病気や加齢などによって咀嚼する力が衰え、食材を噛み砕けなかったり、飲み込めなかったりすることがある。そうした嚥下障害に伴う悩みを解決すべく開発されたのがギフモ社の『デリソフター』だ。
同社はパナソニックのビジネスアイディアを事業化するために設立された家電ベンチャーで、実際、嚥下障害がある父親の介護に追われていた社員の小川恵さんの体験が開発の発端となった。

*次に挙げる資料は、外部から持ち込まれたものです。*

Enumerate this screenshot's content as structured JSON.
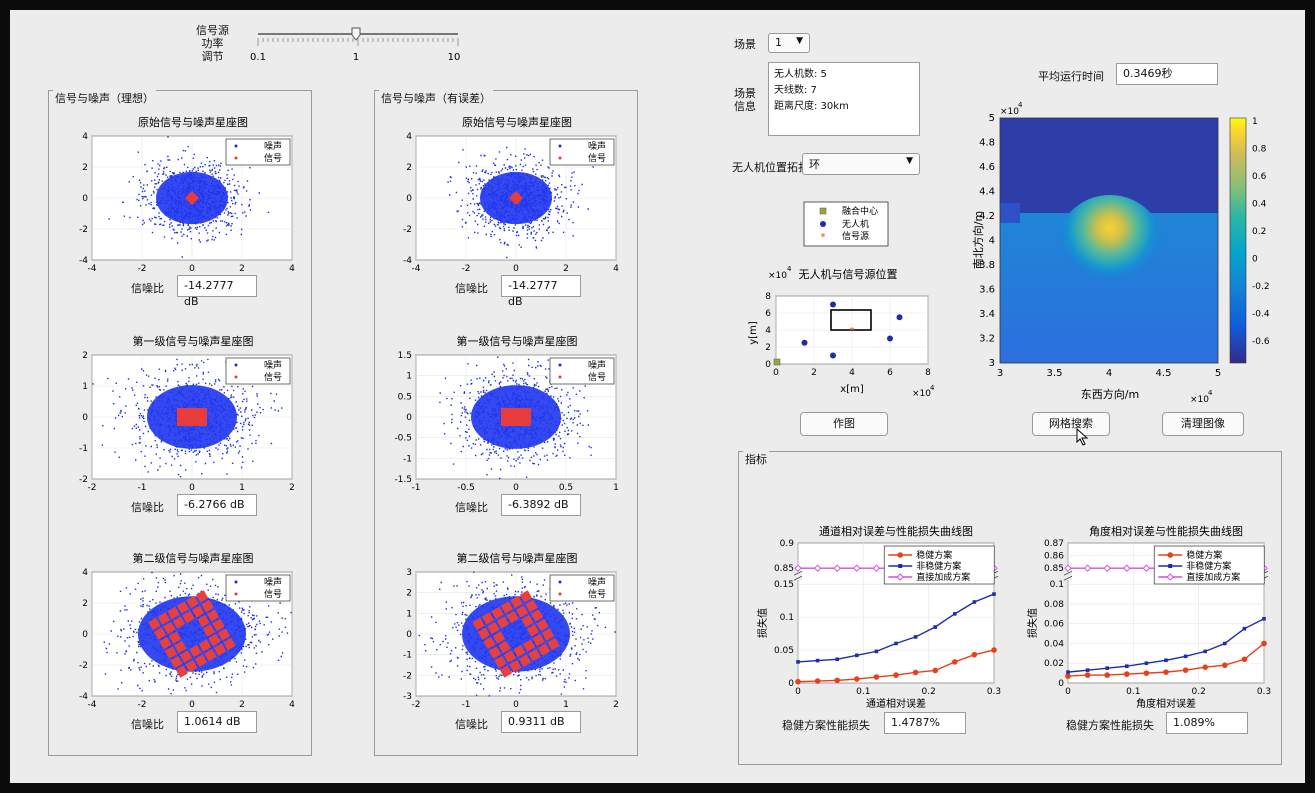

小川さんの父親は、市販の介護食を食卓に出すと不機嫌になり、口にしてくれないことがあった。食事こそ体を動かせない父親の楽しみだったのに、介護食ばかりで家族と同じメニューを味わうことができず、好物の肉を食することもかなわないのが不満だったのだ。
もうひとりの開発者、水野時枝さんが言う。
「食材を細かく刻んだり、ミキサーを使ってペースト状にしたり、食べやすさが優先される介護食は、おいしそうに見えないのが難点でした。本製品はその点、料理や食材の見た目・味・においはそのままに、口に入れると歯茎や舌でつぶせるほどのやわらかさを実現しました」
食材の形を崩さず、筋切りや穴あけ加工の跡を目立たせず、隠し包丁のような役割を果たすのが「デリソフター専用カッター」だ。
電気圧力鍋をベースに、2気圧、120℃の蒸気を用いた独自技術で調理する。
「出来上がった料理は、一般的なメニューと見た目は変わりません。本製品を使えば、それぞれのご家庭で慣れ親しんだ料理でも、市販のお弁当でも冷凍食品でも従来通り召し上がっていただけるため、みなさんの食欲が旺盛になるのです」(水野さん)
使用方法はシンプルで、調理者の負担も少ない。とかく味気なかった介護食が抜群においしくなることによって被介護者は生きる意欲が湧き、それに伴い、家族の負担が格段に減っているという。「食のバリアフリー」を実現した画期的な逸品だ。
●商品DATA
ギフモ『デリソフター DS-1C』/5万9400円
サイズ/約幅29×高さ27.9×奥行37.5cm。重量/約8kg。5つの調理モードがあり、おやつ・野菜・魚・挽き肉料理・肉料理などをやわらかくできる。